Inzwischen gibt es wieder 100 bis 150 freilebende Rotwölfe, womit die Art aber immer noch als extrem bedroht einzustufen ist. (siehe auch Auswilderung, genetischer Flaschenhals)
Es herrscht nach wie vor Uneinigkeit, ob der Rotwolf wirklich eine eigenständige Art ist. Er wurde lange als Unterart des Wolfs angesehen. 1968 wurde er erstmals in einem zoologischen Werk (J.L. Paradiso, "Canids recently collected in east Texas, with comments on the taxonomy of the red wolf") als eigenständige Art geführt, und mehrere Zoologen haben diese Ansicht seither bestätigt.
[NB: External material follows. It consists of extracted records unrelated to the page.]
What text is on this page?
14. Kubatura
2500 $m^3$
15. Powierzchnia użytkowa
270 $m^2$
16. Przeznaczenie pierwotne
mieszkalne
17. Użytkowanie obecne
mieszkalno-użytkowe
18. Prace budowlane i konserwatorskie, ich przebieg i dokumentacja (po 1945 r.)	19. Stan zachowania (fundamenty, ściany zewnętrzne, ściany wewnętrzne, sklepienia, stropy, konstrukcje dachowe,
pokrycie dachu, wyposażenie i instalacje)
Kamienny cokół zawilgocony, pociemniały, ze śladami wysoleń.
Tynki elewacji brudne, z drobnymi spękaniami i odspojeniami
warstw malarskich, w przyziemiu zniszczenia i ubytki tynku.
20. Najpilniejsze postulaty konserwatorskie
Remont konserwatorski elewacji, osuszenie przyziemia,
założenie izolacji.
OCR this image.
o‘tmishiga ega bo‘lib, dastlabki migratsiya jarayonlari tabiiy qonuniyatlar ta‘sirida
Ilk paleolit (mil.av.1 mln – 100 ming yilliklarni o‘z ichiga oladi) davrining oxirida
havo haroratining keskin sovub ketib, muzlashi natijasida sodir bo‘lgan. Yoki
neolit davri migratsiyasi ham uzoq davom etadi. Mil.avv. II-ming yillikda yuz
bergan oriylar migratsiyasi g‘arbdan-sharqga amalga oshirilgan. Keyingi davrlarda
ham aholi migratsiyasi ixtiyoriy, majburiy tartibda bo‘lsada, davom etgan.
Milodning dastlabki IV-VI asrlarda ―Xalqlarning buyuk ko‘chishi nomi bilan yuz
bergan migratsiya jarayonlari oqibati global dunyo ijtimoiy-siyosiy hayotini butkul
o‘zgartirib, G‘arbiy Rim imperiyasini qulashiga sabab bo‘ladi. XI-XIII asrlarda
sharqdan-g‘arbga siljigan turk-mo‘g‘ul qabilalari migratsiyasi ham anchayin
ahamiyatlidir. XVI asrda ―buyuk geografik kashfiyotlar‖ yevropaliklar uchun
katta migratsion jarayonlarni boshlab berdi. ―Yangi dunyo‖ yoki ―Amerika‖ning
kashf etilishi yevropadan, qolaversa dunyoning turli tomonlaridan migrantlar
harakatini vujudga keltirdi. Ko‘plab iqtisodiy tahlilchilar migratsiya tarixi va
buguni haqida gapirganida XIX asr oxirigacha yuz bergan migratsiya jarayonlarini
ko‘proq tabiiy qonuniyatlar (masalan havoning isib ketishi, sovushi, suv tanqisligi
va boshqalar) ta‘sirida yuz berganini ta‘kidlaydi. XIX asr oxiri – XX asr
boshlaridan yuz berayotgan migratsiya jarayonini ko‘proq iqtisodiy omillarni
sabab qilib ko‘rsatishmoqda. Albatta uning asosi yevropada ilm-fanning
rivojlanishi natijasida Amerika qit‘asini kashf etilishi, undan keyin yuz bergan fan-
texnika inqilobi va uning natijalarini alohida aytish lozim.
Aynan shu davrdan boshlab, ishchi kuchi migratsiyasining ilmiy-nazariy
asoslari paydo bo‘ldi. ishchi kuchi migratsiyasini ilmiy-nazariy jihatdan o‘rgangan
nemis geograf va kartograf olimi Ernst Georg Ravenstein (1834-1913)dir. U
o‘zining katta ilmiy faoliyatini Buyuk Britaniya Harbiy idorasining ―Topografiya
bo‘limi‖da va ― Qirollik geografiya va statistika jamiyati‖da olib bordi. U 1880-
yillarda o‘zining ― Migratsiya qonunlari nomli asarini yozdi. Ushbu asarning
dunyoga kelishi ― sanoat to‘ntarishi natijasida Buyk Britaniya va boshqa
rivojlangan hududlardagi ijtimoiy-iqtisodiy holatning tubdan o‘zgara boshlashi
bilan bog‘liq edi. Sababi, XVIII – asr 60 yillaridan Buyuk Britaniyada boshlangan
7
Genetische Untersuchungen aus dem Jahr 1991 haben zu der Entdeckung geführt, dass alle Rotwölfe Genmaterial von Wölfen (Canis lupus) und Kojoten (Canis latrans) in sich tragen. Hieraus haben manche den Schluss gezogen, dass der Rotwolf ein Hybrid aus Wölfen und Kojoten ist. Unterstützt wird diese These durch die Tatsache, dass im – bisher allerdings nur teilweise entschlüsselten – Genom der Rotwölfe noch keine individuellen Teile gefunden worden sind, die sie als eigene Art charakterisieren würden. Um als eigene Art zu gelten, muss nach Ansicht mancher Biologen ein Tier über einzigartige genetische Merkmale verfügen. Das bisher erforschte Genom der Rotwölfe kommt jedoch auch bei Wölfen oder Kojoten vor.
Eine andere These ist, dass der Rotwolf schon seit längerer Zeit, etwa 1930, Paarungen mit Wölfen und besonders Kojoten eingeht, vielleicht sogar noch länger, und dadurch eventuell das eigene genetische Material verschwunden ist. Auf jeden Fall gehen freilebende Rotwölfe durch die extreme Gefährdung ihrer Art Paarungen mit Wölfen und Kojoten ein, weil sie keine arteigenen Paarungspartner finden. Heute gibt es keine genetisch reinen Rotwölfe mehr.